AUGUSTA — The three families displaced Tuesday when their apartment building was abruptly declared unfit for living have found new lodgings with help from the city and others.

Heather Bennett has two teenage children and “I just went into panic mode and did the mom thing,” when she and tenants of two other apartments at 11 State St. were told they could go in to get their belongs but had to find another place to live after the city code enforcement officer deemed the building unfit for occupancy Tuesday.

Bennett, 37, started searching for a new home while her teens were at school, finding one Wednesday on Washington Street that was more expensive than the $650 a month she was paying on State Street, but renovated, safer and quieter.

“The other building shook all the time,” she said. “I thought a tall building was safe.”

However, the rent is $75 a month higher, and she needed money for a security deposit.

She sought help from the general assistance program at Augusta City Center, and was told by Raenae Moore, a caseworker/technician in the Health and Welfare Department, “We’ll get you into that apartment.”

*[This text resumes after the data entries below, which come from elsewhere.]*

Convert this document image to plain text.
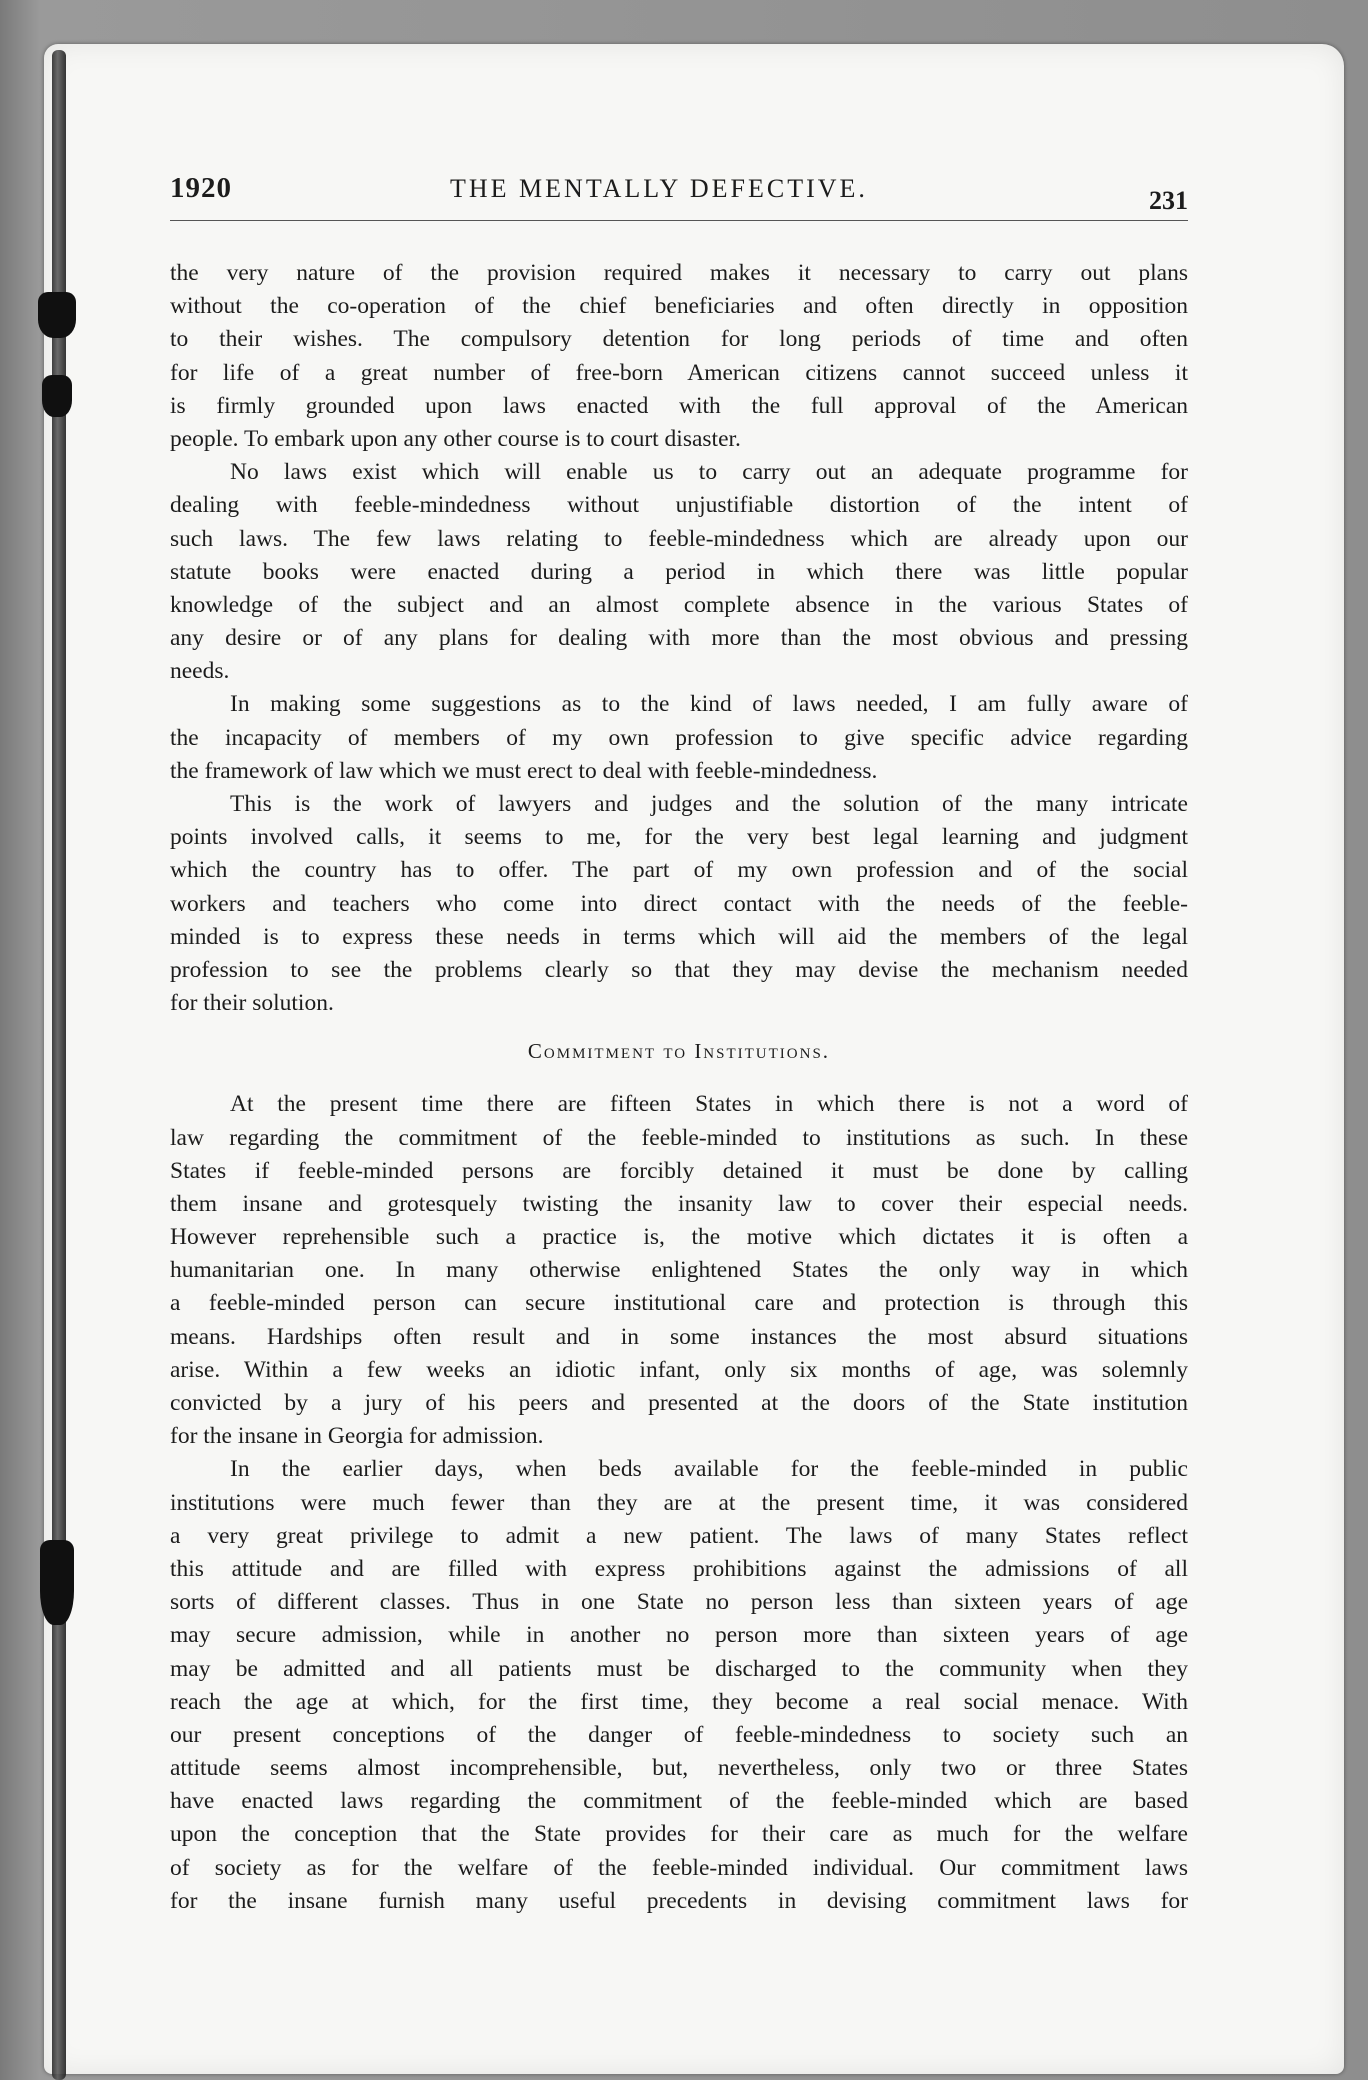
1920	THE MENTALLY DEFECTIVE.	231
the very nature of the provision required makes it necessary to carry out plans
without the co-operation of the chief beneficiaries and often directly in opposition
to their wishes. The compulsory detention for long periods of time and often
for life of a great number of free-born American citizens cannot succeed unless it
is firmly grounded upon laws enacted with the full approval of the American
people. To embark upon any other course is to court disaster.
No laws exist which will enable us to carry out an adequate programme for
dealing with feeble-mindedness without unjustifiable distortion of the intent of
such laws. The few laws relating to feeble-mindedness which are already upon our
statute books were enacted during a period in which there was little popular
knowledge of the subject and an almost complete absence in the various States of
any desire or of any plans for dealing with more than the most obvious and pressing
needs.
In making some suggestions as to the kind of laws needed, I am fully aware of
the incapacity of members of my own profession to give specific advice regarding
the framework of law which we must erect to deal with feeble-mindedness.
This is the work of lawyers and judges and the solution of the many intricate
points involved calls, it seems to me, for the very best legal learning and judgment
which the country has to offer. The part of my own profession and of the social
workers and teachers who come into direct contact with the needs of the feeble-
minded is to express these needs in terms which will aid the members of the legal
profession to see the problems clearly so that they may devise the mechanism needed
for their solution.
Commitment to Institutions.
At the present time there are fifteen States in which there is not a word of
law regarding the commitment of the feeble-minded to institutions as such. In these
States if feeble-minded persons are forcibly detained it must be done by calling
them insane and grotesquely twisting the insanity law to cover their especial needs.
However reprehensible such a practice is, the motive which dictates it is often a
humanitarian one. In many otherwise enlightened States the only way in which
a feeble-minded person can secure institutional care and protection is through this
means. Hardships often result and in some instances the most absurd situations
arise. Within a few weeks an idiotic infant, only six months of age, was solemnly
convicted by a jury of his peers and presented at the doors of the State institution
for the insane in Georgia for admission.
In the earlier days, when beds available for the feeble-minded in public
institutions were much fewer than they are at the present time, it was considered
a very great privilege to admit a new patient. The laws of many States reflect
this attitude and are filled with express prohibitions against the admissions of all
sorts of different classes. Thus in one State no person less than sixteen years of age
may secure admission, while in another no person more than sixteen years of age
may be admitted and all patients must be discharged to the community when they
reach the age at which, for the first time, they become a real social menace. With
our present conceptions of the danger of feeble-mindedness to society such an
attitude seems almost incomprehensible, but, nevertheless, only two or three States
have enacted laws regarding the commitment of the feeble-minded which are based
upon the conception that the State provides for their care as much for the welfare
of society as for the welfare of the feeble-minded individual. Our commitment laws
for the insane furnish many useful precedents in devising commitment laws for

City Manager William Bridgeo said, “From the moment we became aware of the circumstances yesterday Raenae has been working diligently with the displaced tenants, and my understanding (Wednesday) morning is that all those in need of housing have been helped at least temporarily and in a couple of circumstances, it looks like they have permanent housing.”

Bennett and her children moved to Augusta, where she grew up, from Tennessee two and a half months ago, settling into the three-bedroom, second floor State Street apartment.

Tuesday morning, Overton declared three of the four apartments unfit for occupancy because of the conditions of the porches, which are used to enter the apartments.

In order to regain an occupancy permit for the apartments in the commercial building, owner Kenneth Ouellette has to file engineering drawings of how the porches will be repaired and then those repairs will have to be inspected, Overton said.

Ouellette did not return phone calls left at his home Tuesday and Wednesday.

Bennett got the keys to her new apartment Wednesday and was making plans to get help moving the family’s belongings.

She and her son Joe, 12, and daughter Tasha, 15, were happy with their new home, and seemed more excited than worried about the move.

Bennett said much of her time involves taking care of family since her teens have special needs. “I’m thankful their father pays very good child support so I can be afforded the luxury of staying home with them,” she said.

The Bennetts spent Tuesday and Wednesday night with friends.

Andrea Jellison and her husband and 6-year-old son, who lived on the top floor at 11 State St., stayed Tuesday and Wednesday nights at a hotel in Augusta. She said building owner Ouellette, of Monmouth, paid for the room.Jellison said her family was hoping the city would assist them with getting a storage unit and a trailer to move their items since they were offered room in a relative’s home in Winthrop. They were referred to the United Way of Kennebec Valley.

The third affected tenant, Kenneth R. Norton and his 17-year-old son, spent two nights at Norton’s mother’s home in Chelsea.

He said city workers said they were going to get him subsidized housing as soon as possible. He receives disability.

Norton’s family lived in the State Street apartment for seven years. Norton said he was told Oullette had to return the $900 security deposit he had provided to the previous owner, as well as the current month’s $650 rent.

“I’ve been struggling to make ends meet,” he said Wednesday when he returned to his apartment to pick up some items. He said he’s been sober for seven years with the help of Alcoholics Anonymous.

Norton said he was grateful that things appeared to be working out for his family. His son’s last day of school was Thursday, so he could help with the move.